Enquanto centenas de cidades de Minas Gerais e Goiás enfrentam enchentes e inundações, a onda de calor e a estiagem castigam as lavouras e já deixam um prejuízo de R$ 45,3 bilhões nos Estados do Rio Grande do Sul, Paraná, Santa Catarina e Mato Grosso do Sul. Na quarta-feira, 12, os termômetros passaram dos 36ºC em cidades como Uruguaiana e Bagé, de acordo com o Instituto Nacional de Meteorologia (Inmet).

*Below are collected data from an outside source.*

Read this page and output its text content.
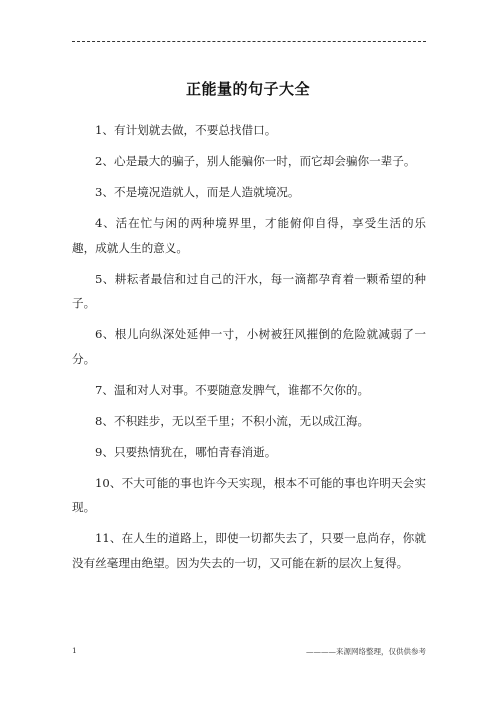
正能量的句子大全

1、有计划就去做，不要总找借口。

2、心是最大的骗子，别人能骗你一时，而它却会骗你一辈子。

3、不是境况造就人，而是人造就境况。

4、活在忙与闲的两种境界里，才能俯仰自得，享受生活的乐趣，成就人生的意义。

5、耕耘者最信和过自己的汗水，每一滴都孕育着一颗希望的种子。

6、根儿向纵深处延伸一寸，小树被狂风摧倒的危险就减弱了一分。

7、温和对人对事。不要随意发脾气，谁都不欠你的。

8、不积跬步，无以至千里；不积小流，无以成江海。

9、只要热情犹在，哪怕青春消逝。

10、不大可能的事也许今天实现，根本不可能的事也许明天会实现。

11、在人生的道路上，即使一切都失去了，只要一息尚存，你就没有丝毫理由绝望。因为失去的一切，又可能在新的层次上复得。

1	————来源网络整理，仅供供参考
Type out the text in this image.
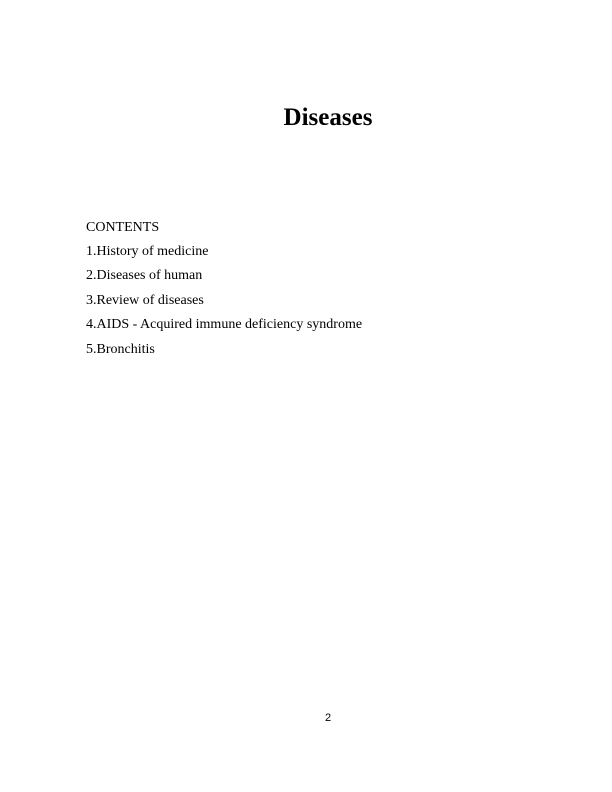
Diseases
CONTENTS
1.History of medicine
2.Diseases of human
3.Review of diseases
4.AIDS - Acquired immune deficiency syndrome
5.Bronchitis
2
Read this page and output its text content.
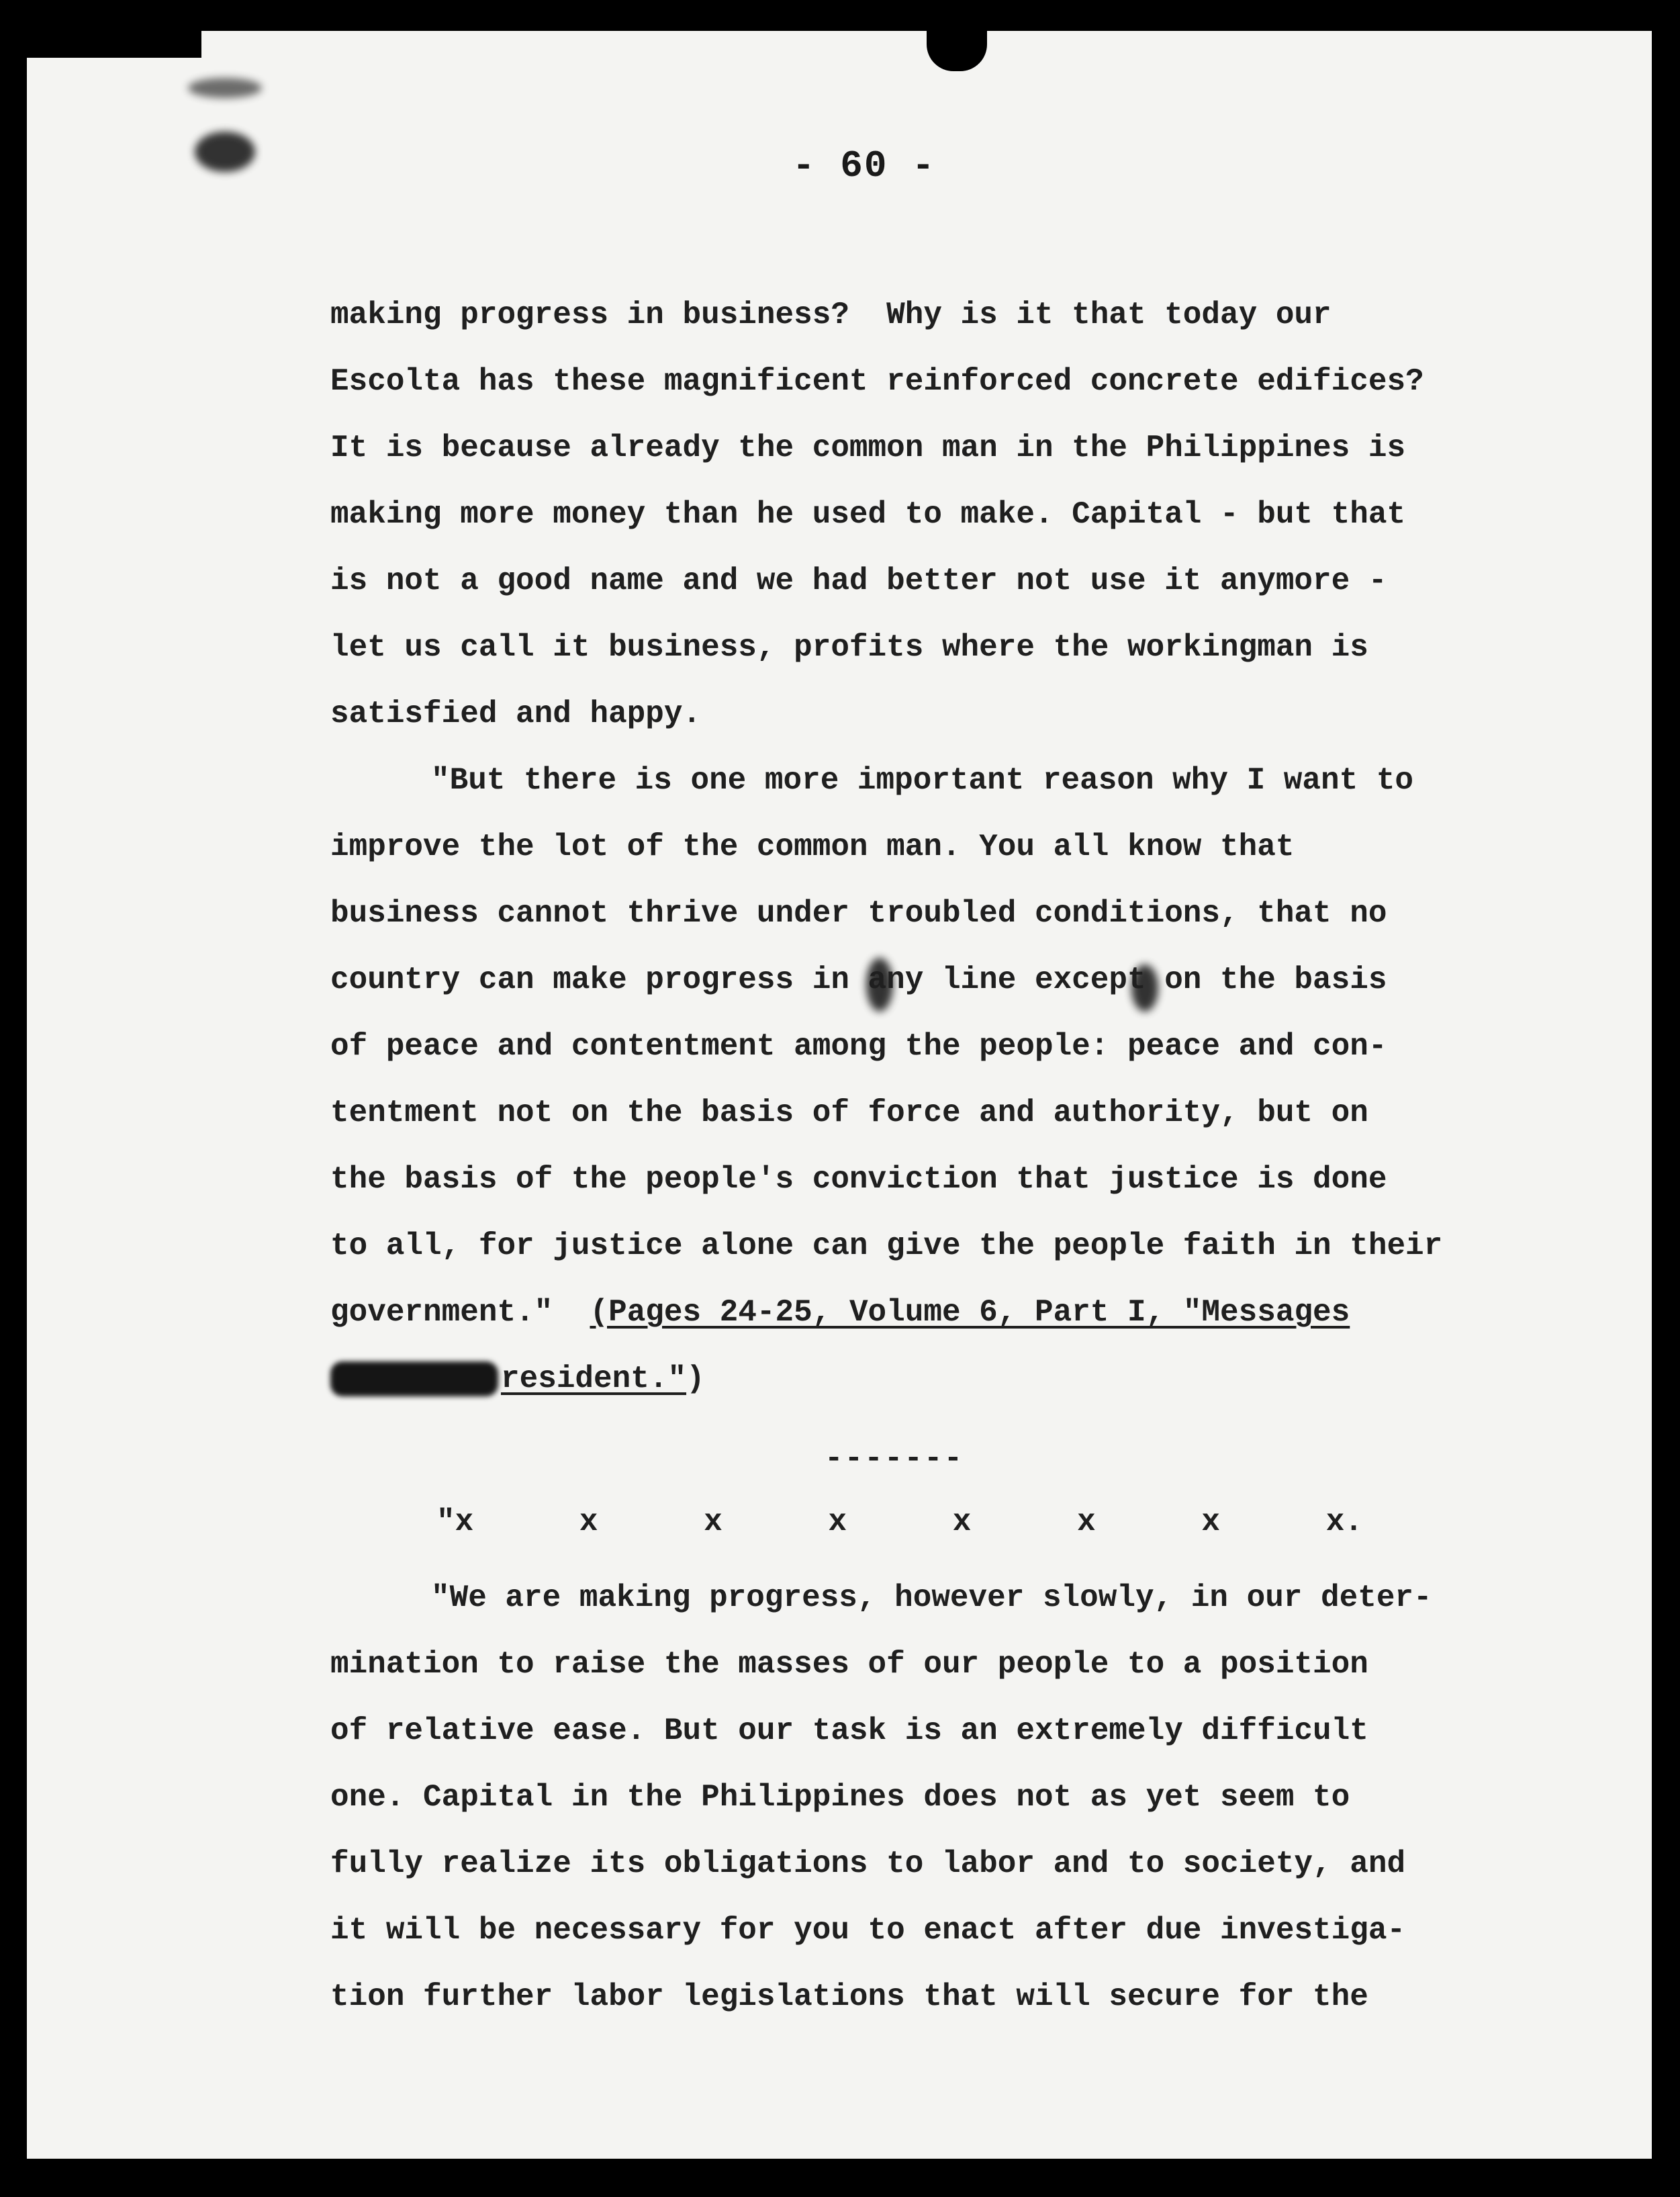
- 60 -
making progress in business?  Why is it that today our
Escolta has these magnificent reinforced concrete edifices?
It is because already the common man in the Philippines is
making more money than he used to make. Capital - but that
is not a good name and we had better not use it anymore -
let us call it business, profits where the workingman is
satisfied and happy.
"But there is one more important reason why I want to
improve the lot of the common man. You all know that
business cannot thrive under troubled conditions, that no
country can make progress in any line except on the basis
of peace and contentment among the people: peace and con-
tentment not on the basis of force and authority, but on
the basis of the people's conviction that justice is done
to all, for justice alone can give the people faith in their
government." (Pages 24-25, Volume 6, Part I, "Messages
resident.")
-------
"x	x	x	x	x	x	x	x.
"We are making progress, however slowly, in our deter-
mination to raise the masses of our people to a position
of relative ease. But our task is an extremely difficult
one. Capital in the Philippines does not as yet seem to
fully realize its obligations to labor and to society, and
it will be necessary for you to enact after due investiga-
tion further labor legislations that will secure for the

A soja e o milho, principais grãos da pauta de exportações brasileiras, são as culturas mais atingidas. Somente para os produtores gaúchos, as perdas podem ultrapassar R$ 19,7 bilhões, segundo estudo da Federação das Cooperativas Agropecuárias do Estado do Rio Grande do Sul (Fecoagro).
No Paraná, o prejuízo é calculado em R$ 22,5 bilhões, enquanto Santa Catarina já perdeu R$ 1,5 bilhão. No Mato Grosso do Sul, apenas a quebra na soja já custou R$ 1,6 bilhão, mas o cenário pode se agravar.
Até a tarde da quarta-feira, ao menos 200 municípios gaúchos e as 79 cidades sul-mato-grossenses tinham decretado situação de emergência devido à seca, segundo a Defesa Civil. Os produtores rurais pedem rolagem de dívida e linhas de crédito sem juros.
A ministra da Agricultura e Pecuária, Tereza Cristina, esteve na quarta-feira em Santo Ângelo, no noroeste gaúcho, para verificar de perto a situação das lavouras. Ela visitou o sítio do produtor rural Dirceu Segatto, que há 40 anos produz milho, soja, leite e carne, e viu pastagens secas, açudes quase vazios e lavouras de soja com muitas falhas nas linhas. A ministra ouviu também reivindicações dos produtores.
O vice-governador Ranolfo Vieira Júnior entregou uma pauta de reivindicações que inclui a prorrogação no vencimento de contratos agrícolas e subsídio nas operações de crédito para a agricultura familiar.
Perdas
O presidente do Sindicato Rural de Santo Ângelo, Laurindo Nikititz, que também é pecuarista e participou do encontro, disse que os prejuízos já são irreversíveis para o milho e a soja. "Na região das Missões, o milho teve perdas de 80% a 100%. Na soja, estamos com quebra de 50% e pode piorar, pois está prevista uma frente de calor com sensação térmica de 50 graus. Vai dizimar as plantações, pois a soja não suportará esse calor sem umidade no solo", disse.
Segundo ele, houve chuvas esparsas na região, mas sem melhorar as condições do solo.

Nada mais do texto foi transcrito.